Should verification fail, you can retry at any time by updating the endpoint, or clicking the ‘Retry Verification’ button.
Handling Data
Post webhook creation, you will be prompted to store a signing key. You can use this key to verify that requests coming to your endpoint are sent by Bluesonde. Webhook events sent by Bluesonde will have several headers:
-
X-Endpoint-Id-
This should match the
body.endpointIdfield and is the ID of your webhook
-
-
X-Webhook-Event-
This should match the
body.event_type, this field denotes the type of data you can expect
-
-
X-Webhook-Timestamp-
This is the time the webhook was sent. You will use this value to validate the signature
-
-
X-Webhook-Signature-
This is the value you can validate against with your webhook secret. This value will be of the form
v1=<hmac-signature> -
The signature is computed via a SHA256 hash on the string
<timestamp>.<raw-body>
-
The following Typescript code can provide a good baseline for validating the signature:
import crypto from "crypto";
// tune this value to your preference
// the longer the window the more susceptible to replay attacks
const toleranceSeconds = 60;
const now = Math.floor(Date.now() / 1000);
const webhookTimestamp = parseInt(body.timestamp);
if (isNaN(webhookTimestamp)) {
throw new Error('Invalid timestamp format');
}
if (Math.abs(now - webhookTimestamp) > toleranceSeconds) {
throw new Error(`Webhook timestamp too old.
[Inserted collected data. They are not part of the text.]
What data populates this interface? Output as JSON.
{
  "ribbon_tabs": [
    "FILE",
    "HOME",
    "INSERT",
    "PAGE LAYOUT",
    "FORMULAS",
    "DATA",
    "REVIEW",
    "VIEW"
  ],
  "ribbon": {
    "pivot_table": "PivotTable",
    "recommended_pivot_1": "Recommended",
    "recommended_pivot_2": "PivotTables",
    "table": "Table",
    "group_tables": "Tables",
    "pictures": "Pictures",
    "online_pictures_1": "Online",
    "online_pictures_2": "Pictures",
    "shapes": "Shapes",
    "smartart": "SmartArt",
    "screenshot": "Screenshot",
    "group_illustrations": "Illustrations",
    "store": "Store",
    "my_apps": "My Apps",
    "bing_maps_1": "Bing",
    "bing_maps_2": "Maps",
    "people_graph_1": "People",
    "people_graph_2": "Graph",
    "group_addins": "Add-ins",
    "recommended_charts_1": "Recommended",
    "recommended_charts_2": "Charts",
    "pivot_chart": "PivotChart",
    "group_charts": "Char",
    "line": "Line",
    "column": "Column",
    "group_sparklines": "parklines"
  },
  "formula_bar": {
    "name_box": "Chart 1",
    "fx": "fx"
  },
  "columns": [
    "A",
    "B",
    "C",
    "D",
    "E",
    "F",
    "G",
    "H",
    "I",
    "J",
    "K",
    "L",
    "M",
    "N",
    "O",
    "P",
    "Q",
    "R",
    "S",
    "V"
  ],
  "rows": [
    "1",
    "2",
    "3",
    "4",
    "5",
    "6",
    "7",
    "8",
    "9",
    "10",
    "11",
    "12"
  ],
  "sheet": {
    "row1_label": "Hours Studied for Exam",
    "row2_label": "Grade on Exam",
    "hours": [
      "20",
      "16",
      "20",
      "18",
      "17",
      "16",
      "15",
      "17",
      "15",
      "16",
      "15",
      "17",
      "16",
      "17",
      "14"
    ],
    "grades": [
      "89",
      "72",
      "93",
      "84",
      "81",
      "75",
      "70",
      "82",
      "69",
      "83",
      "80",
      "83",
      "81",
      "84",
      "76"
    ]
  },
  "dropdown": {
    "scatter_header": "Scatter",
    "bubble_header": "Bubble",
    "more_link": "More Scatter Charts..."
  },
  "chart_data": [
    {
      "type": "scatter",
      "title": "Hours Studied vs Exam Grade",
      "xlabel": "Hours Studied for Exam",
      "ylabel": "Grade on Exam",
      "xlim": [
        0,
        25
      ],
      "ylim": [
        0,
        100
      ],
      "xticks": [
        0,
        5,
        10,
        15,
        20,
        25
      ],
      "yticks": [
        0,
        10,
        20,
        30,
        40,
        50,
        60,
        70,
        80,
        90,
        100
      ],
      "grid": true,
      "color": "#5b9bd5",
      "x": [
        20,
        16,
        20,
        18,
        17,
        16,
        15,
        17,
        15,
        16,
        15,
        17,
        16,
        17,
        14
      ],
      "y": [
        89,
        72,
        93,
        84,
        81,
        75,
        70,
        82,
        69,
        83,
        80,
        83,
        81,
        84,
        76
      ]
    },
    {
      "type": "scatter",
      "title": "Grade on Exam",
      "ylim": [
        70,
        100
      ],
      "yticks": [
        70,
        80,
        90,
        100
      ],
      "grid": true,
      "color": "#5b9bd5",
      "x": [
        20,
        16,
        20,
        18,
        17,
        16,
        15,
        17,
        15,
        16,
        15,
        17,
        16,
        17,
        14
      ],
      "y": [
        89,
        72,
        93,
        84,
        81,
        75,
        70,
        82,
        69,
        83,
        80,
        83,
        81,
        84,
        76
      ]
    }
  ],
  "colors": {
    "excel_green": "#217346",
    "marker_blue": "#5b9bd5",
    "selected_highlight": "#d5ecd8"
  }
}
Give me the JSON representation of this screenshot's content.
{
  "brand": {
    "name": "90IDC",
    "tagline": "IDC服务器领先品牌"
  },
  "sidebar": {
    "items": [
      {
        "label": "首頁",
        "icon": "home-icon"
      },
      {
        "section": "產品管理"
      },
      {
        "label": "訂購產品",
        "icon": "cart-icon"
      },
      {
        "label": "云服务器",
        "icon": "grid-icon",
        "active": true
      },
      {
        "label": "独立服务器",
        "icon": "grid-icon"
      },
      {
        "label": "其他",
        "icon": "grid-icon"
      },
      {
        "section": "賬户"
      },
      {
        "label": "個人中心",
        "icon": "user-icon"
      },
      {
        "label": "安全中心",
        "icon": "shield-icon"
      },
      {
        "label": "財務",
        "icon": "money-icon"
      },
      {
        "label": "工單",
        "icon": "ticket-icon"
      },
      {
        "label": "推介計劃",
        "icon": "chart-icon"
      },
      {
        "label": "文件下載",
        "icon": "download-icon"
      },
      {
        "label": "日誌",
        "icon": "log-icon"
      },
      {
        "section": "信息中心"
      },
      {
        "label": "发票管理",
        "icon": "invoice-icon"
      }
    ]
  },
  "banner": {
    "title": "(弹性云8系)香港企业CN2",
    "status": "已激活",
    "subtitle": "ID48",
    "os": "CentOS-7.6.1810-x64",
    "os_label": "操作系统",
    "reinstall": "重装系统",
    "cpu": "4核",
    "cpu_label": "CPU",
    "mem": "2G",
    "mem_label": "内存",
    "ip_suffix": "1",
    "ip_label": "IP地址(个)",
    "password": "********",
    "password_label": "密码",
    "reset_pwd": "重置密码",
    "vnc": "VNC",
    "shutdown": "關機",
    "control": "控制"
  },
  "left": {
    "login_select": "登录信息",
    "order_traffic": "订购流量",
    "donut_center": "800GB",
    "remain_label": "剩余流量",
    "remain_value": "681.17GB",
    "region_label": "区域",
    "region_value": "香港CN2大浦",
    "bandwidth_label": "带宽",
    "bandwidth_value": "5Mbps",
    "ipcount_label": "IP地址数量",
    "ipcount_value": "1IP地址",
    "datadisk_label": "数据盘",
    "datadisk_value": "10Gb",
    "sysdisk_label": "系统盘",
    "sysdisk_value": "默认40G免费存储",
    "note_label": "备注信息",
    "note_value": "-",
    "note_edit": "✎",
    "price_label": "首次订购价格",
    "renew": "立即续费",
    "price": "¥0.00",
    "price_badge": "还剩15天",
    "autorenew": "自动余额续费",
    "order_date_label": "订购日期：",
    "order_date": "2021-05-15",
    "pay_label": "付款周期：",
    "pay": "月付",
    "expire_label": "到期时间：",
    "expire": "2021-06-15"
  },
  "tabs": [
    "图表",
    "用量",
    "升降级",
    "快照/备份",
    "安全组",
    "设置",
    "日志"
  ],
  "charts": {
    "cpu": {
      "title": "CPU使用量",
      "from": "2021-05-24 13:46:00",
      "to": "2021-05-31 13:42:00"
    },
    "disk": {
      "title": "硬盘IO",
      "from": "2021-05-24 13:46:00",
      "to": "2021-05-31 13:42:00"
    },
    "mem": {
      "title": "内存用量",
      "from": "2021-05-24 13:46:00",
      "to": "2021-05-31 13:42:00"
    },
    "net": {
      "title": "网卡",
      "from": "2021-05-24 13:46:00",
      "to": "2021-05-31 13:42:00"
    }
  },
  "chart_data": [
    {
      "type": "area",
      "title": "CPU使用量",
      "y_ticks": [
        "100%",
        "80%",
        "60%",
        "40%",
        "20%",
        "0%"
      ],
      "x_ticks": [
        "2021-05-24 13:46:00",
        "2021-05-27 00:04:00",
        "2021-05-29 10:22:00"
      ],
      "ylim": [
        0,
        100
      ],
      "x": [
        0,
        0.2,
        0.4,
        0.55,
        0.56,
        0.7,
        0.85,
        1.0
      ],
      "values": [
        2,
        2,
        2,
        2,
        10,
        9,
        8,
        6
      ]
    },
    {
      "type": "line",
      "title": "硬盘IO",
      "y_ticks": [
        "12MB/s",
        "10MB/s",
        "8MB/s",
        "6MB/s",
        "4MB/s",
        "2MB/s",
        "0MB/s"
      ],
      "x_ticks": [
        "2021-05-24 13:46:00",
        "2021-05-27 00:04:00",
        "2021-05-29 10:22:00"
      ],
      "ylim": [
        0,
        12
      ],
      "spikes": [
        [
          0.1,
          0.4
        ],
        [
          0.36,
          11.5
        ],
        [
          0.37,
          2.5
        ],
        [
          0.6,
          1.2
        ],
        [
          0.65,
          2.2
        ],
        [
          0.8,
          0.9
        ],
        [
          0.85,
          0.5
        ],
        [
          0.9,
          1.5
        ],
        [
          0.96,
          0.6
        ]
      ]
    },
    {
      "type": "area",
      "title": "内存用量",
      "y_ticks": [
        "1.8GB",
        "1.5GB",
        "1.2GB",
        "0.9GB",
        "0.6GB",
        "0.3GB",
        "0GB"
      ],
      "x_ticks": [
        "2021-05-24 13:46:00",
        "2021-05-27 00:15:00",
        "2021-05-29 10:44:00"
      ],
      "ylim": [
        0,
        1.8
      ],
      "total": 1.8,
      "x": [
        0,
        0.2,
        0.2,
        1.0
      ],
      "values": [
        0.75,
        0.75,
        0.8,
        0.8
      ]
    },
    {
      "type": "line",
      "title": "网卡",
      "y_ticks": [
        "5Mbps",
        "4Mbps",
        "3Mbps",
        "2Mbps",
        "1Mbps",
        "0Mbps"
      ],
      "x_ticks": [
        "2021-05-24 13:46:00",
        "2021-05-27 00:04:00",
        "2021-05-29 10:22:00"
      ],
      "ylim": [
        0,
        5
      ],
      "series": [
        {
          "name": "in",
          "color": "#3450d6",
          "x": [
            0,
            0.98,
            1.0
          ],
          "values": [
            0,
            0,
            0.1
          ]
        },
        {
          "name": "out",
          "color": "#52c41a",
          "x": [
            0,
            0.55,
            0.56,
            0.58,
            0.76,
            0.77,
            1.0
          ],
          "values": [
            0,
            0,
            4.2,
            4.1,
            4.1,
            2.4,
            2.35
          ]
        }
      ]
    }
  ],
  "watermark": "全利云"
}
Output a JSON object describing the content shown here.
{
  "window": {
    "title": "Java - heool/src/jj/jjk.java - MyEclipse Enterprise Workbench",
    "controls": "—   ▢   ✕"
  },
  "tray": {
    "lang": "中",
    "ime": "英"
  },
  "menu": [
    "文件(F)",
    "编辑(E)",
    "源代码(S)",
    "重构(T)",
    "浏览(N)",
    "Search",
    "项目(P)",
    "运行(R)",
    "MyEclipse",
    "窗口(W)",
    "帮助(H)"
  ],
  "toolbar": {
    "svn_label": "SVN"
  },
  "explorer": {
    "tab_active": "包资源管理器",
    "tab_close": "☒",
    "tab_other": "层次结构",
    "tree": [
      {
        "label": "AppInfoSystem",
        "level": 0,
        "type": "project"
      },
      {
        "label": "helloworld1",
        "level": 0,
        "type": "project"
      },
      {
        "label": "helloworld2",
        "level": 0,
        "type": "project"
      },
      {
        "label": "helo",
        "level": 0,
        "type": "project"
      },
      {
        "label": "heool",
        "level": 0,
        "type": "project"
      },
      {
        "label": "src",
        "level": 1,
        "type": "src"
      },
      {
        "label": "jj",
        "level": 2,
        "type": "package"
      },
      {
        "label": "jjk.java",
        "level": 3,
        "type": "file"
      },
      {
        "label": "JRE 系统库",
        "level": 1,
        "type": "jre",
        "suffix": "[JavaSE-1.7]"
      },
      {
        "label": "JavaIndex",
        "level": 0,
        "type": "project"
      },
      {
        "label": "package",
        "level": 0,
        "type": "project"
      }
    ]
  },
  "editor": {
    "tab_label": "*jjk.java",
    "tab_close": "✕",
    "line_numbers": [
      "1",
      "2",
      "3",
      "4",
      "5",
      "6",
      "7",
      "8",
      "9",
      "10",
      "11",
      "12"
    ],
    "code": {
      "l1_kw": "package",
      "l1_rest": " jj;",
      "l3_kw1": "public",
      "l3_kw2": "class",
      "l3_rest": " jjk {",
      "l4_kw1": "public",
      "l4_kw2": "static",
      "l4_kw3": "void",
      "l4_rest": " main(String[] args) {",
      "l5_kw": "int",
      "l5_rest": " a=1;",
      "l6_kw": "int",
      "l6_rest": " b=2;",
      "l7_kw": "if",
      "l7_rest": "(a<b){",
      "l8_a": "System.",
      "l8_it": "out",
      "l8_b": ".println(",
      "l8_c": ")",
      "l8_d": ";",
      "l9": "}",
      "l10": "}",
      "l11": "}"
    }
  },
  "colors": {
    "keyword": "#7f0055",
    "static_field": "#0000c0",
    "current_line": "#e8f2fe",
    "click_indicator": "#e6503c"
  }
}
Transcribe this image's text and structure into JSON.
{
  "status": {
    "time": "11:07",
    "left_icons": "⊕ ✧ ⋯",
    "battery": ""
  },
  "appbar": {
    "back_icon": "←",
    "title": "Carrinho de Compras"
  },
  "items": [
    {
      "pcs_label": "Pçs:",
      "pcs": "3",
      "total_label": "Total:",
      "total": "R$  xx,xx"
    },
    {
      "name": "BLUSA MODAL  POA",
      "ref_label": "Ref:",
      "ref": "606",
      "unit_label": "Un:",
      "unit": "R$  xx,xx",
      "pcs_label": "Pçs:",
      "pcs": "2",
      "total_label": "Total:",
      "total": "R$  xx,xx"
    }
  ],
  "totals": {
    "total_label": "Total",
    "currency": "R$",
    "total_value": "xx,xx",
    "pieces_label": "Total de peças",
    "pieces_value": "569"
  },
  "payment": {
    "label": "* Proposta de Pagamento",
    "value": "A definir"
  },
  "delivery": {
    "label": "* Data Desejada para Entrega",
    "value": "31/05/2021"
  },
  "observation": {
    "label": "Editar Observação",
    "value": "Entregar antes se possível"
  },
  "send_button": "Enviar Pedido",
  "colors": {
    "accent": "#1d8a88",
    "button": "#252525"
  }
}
Difference: ${Math.abs(now - webhookTimestamp)} seconds`);
}
if (!receivedSignature.startsWith('v1=')) {
throw new Error('Invalid signature format - missing v1= prefix');
}
const receivedHash = receivedSignature.slice(3); // Remove 'v1='
if (receivedHash.length !== 64) {
throw new Error('Invalid signature format - incorrect length');
}
// compute the expected signature
const expectedSignature = crypto
.createHmac('sha256', secret)
.update(`${timestamp}.${rawBody}`, 'utf8')
.digest('hex');
// use timing-safe comparison to prevent timing attacks
const receivedBuffer = Buffer.from(receivedHash, 'hex');
const expectedBuffer = Buffer.from(expectedSignature, 'hex');
if (receivedBuffer.length !== expectedBuffer.length) {
return false;
}
return crypto.timingSafeEqual(receivedBuffer, expectedBuffer);
Events
There are three types of events you can subscribe to with a webhook: location changes, status updates, and new observations.
Location Changes
Event: device.location.changed
Triggered when a device's location is updated. This event fires whenever a device reports a new GPS position.
Status Changed
Event: device.status.changed
Triggered when a device enters or exits a notable state. This event typically fires when a device receives new data that warrants a status change.
Observations
Event: device.observation.created
Triggered when a device receives a new observation.